La période hollandaise de Verhoeven est quand même un moment particulier de l'histoire de la cinéphilie, et Katie Tippel s'y insère parfaitement après Turkish Délices et dans une filiation très naturelle avec Spetters. Le style se reconnaît tout de suite, dans la crasse de l'univers de pauvres et de caniveaux, dans les thématiques brassées comme la sexualité abordée de manière crue ou encore les quêtes émancipatrices de figures féminines particulièrement marquantes. C'est à la fois très attendu au sein de sa filmographie, et dans le même temps entièrement appréciable, jamais décevant. Beaucoup d'approximations, de passages un peu trop bourrins, de facilités et de gros sabots, mais cela n'altère en rien le reste de la charge. Le pavé me paraît intact malgré toutes les faiblesses qu'on peut facilement identifier.
Le décor est posé d'emblée, comme à son habitude, par le voyage en bateau d'une famille miséreuse du XIXème siècle partie s'installer dans les faubourgs miteux d'Amsterdam. Les conditions de vie sont déplorables, la grande sœur se prostitue pour subvenir aux besoins de la famille, les vieux vicelards sont un peu partout, mais étonnamment tout cela n'enferme pas le film dans la caricature stérile et prévisible : c'est en grande partie dû au fait que Verhoeven parsème son film de moments qui désamorcent cette triste misère, au travers du comportement de l'héroïne (excellente Monique van de Ven), une jeune femme au fort tempérament qui ne se laisse pas marcher dessus, avec ses sursauts puissants de vie, ses aspirations qu'elle ne renie pas le moins du monde, et sa gouaille caractéristique, prête à envoyer chier qui ne la respecte pas.

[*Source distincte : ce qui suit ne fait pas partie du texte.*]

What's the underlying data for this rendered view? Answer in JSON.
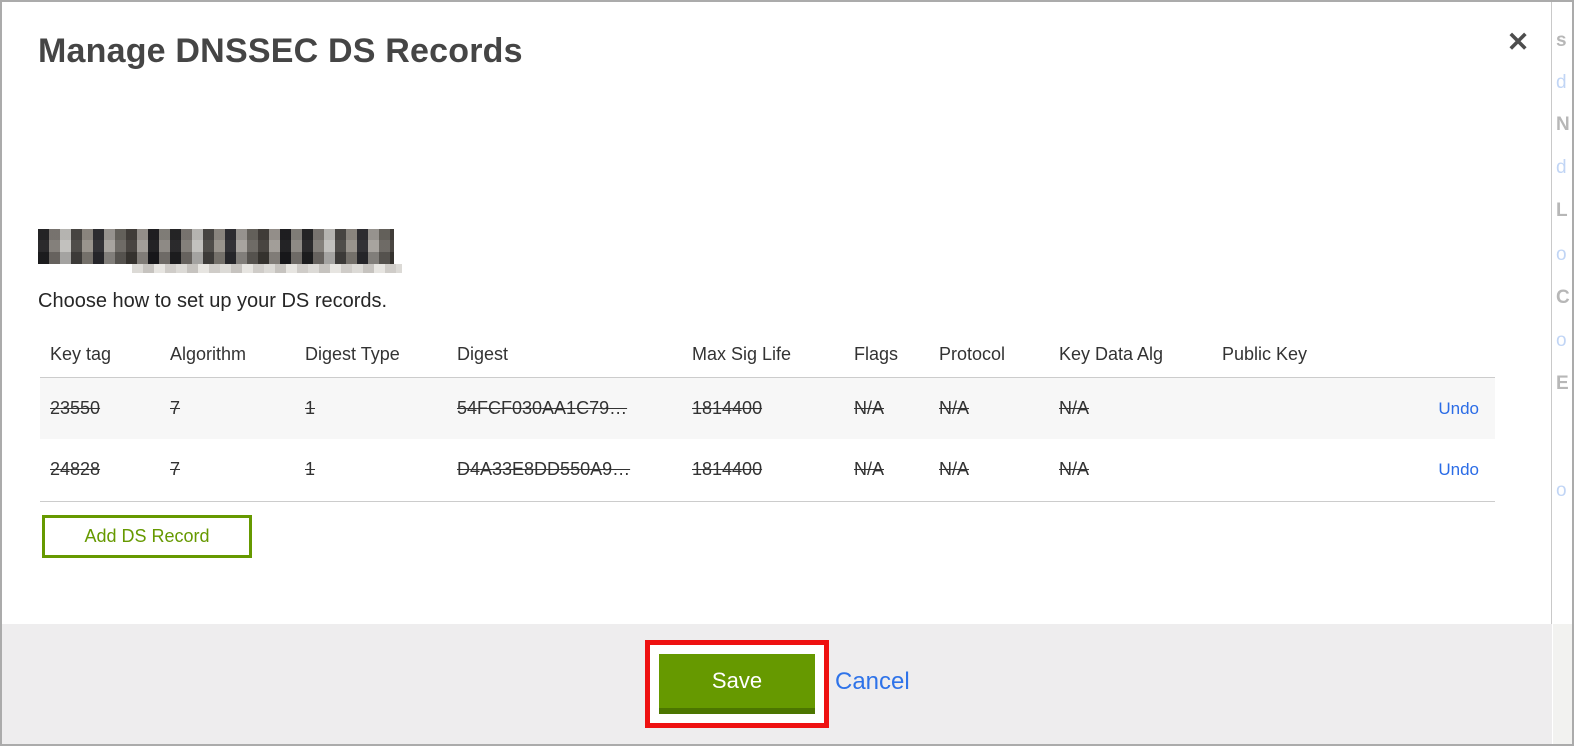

Verhoeven c'est quand même le gars capable d'insérer un plan de bite en ombres chinoises (symbole d'un violeur en puissance à ce moment-là du film) sur un mur où une femme s'amusait à faire de jolis animaux... Et ça passe très bien.
En plongeant dans les bas-fonds hollandais de l'époque, en faisant subir à l'héroïne la fange des conditions de travail sordides (la laverie, le magasin de chapeaux, le bordel, mais aussi le sanatorium), le discours s'articule autant autour d'une féminité bafouée prête à se venger que du pouvoir corrupteur de l'argent — comme en témoigne tout ce qui a trait à sa relation avec le personnage de Rutger Hauer. On retrouvera d'ailleurs ce même schéma dans Showgirls 20 ans plus tard, aux États-Unis. La survie passe par une phase d'avilissement, et le personnage de Katie est parfait pour mettre en contraste sa beauté, sous ses traits blonds et juvéniles, avec la saleté qui l'entoure. Pas du genre à se laisser faire malgré les outrages nombreux. Quelques séquences semblent sorties de nulle-part, comme la manifestation écrasée par la police, mais l'hypocrisie mondaine (le corps du pauvre est littéralement et métaphoriquement ausculté par le bourgeois) est abordée d'une manière satirique très convaincante. On pourra regretter une fin quelque peu abrupte, mais Katie Tippel restera pour moi un temps très marquant de la filmographie de Verhoeven.